Belgique – Déficience intellectuelle et parentalité : Pistes d’action prioritaires

À lire sur le site Le Social:

Désir d’enfant et parentalité des personnes avec une déficience intellectuelle.

parentalité

Vers une vision partagée et bonnes pratiques. Le désir d’enfant des personnes avec une déficience intellectuelle est un sujet délicat et même souvent tabou, parce qu’il touche à des questions intimes et chargées d’une forte dimension émotionnelle. C’est pourtant un sujet qui doit être clairement abordé, sans le réduire à la contraception et à la stérilisation.

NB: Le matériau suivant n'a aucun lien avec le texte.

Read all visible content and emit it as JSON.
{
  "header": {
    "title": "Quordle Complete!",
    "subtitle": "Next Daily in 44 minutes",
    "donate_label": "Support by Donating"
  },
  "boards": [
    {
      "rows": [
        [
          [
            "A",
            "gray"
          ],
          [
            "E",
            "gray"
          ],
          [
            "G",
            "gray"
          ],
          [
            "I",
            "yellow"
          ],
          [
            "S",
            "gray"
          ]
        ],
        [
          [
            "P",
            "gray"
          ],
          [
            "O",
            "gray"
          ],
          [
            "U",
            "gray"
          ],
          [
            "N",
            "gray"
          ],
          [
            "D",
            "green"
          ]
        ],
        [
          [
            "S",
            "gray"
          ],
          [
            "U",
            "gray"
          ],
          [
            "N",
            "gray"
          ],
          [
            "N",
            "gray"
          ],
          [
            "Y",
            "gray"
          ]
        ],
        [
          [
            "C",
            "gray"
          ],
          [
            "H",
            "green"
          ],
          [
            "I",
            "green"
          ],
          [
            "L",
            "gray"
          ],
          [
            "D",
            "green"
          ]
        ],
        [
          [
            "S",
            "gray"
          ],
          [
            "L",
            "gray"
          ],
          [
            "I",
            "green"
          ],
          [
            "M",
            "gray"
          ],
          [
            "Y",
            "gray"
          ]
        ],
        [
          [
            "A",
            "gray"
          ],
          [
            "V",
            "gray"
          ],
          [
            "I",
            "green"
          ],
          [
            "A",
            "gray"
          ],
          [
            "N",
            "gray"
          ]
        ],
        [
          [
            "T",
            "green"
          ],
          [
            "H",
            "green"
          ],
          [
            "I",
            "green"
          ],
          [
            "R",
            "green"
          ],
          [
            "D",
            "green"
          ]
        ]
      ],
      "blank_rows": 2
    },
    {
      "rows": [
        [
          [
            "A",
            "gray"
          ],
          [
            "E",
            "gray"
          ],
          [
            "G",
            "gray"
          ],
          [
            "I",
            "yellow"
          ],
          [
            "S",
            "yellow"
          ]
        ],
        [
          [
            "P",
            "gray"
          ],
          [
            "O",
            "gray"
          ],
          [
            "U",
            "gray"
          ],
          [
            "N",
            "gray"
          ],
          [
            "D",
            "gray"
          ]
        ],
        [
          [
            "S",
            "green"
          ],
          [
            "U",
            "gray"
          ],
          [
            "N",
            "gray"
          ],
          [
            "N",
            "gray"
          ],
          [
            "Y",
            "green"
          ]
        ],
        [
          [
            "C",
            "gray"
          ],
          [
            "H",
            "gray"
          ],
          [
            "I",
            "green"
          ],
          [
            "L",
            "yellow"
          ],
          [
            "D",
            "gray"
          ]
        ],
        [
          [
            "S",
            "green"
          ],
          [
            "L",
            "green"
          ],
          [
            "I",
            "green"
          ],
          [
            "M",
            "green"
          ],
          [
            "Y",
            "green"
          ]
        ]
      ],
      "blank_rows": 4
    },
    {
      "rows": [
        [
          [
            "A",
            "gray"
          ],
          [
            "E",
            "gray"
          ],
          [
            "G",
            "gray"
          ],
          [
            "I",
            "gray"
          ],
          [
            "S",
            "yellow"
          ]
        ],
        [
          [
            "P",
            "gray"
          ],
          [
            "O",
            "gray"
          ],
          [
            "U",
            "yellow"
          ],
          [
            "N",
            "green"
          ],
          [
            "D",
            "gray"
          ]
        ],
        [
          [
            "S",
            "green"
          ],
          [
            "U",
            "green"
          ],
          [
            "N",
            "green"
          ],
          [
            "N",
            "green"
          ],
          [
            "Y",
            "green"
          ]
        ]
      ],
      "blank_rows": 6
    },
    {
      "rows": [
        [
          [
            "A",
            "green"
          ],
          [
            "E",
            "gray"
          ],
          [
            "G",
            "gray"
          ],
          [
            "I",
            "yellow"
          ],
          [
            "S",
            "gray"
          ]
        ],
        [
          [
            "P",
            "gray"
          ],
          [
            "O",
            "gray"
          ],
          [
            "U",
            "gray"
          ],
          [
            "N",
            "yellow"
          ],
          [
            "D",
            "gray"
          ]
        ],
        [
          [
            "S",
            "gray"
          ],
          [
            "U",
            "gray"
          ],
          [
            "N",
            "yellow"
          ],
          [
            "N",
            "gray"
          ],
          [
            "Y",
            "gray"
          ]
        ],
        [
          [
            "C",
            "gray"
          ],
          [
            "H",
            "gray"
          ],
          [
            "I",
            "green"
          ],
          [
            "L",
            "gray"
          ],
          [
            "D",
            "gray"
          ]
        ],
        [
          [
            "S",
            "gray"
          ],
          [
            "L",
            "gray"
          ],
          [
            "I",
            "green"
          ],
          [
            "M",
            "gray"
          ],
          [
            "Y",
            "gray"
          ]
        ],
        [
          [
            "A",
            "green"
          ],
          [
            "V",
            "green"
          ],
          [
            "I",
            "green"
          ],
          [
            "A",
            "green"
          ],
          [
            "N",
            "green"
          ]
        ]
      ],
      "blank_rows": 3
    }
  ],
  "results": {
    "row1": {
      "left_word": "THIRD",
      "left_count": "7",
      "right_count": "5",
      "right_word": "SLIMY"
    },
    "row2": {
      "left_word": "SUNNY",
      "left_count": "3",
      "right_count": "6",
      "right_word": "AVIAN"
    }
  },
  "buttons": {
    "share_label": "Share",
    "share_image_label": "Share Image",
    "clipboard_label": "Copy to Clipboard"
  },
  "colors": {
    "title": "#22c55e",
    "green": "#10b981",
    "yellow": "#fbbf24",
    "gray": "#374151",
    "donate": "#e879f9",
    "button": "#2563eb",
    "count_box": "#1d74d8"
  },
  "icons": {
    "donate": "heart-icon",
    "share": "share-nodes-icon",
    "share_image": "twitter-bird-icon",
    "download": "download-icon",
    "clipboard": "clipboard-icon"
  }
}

Rappelons à cet égard que la Belgique a ratifié la Convention des Nations unies relative aux droits des personnes handicapées.

Elle s’est dès lors engagée, en vertu de l’article 23, à prendre des mesures efficaces et appropriées pour éliminer les discriminations à l’égard de ces personnes, notamment pour tout ce qui concerne le mariage, la famille et la fonction parentale.

Au-delà de cet aspect juridique, le manque de prise en compte du désir de parentalité des personnes avec une déficience intellectuelle peut aussi créer des situations poignantes et être une source de profondes souffrances. C’est ce qu’ont mis en évidence des témoignages recueillis au travers du Réseau d’écoute de la Fondation Roi Baudouin, qui sonde des acteurs de la société civile belge afin de détecter des formes cachées d’injustice sociale. C’est pourquoi le Comité de décodage de ce Réseau a tenu à inscrire ce thème à l’ordre du jour et a demandé à la Fondation de prendre une initiative dans ce domaine.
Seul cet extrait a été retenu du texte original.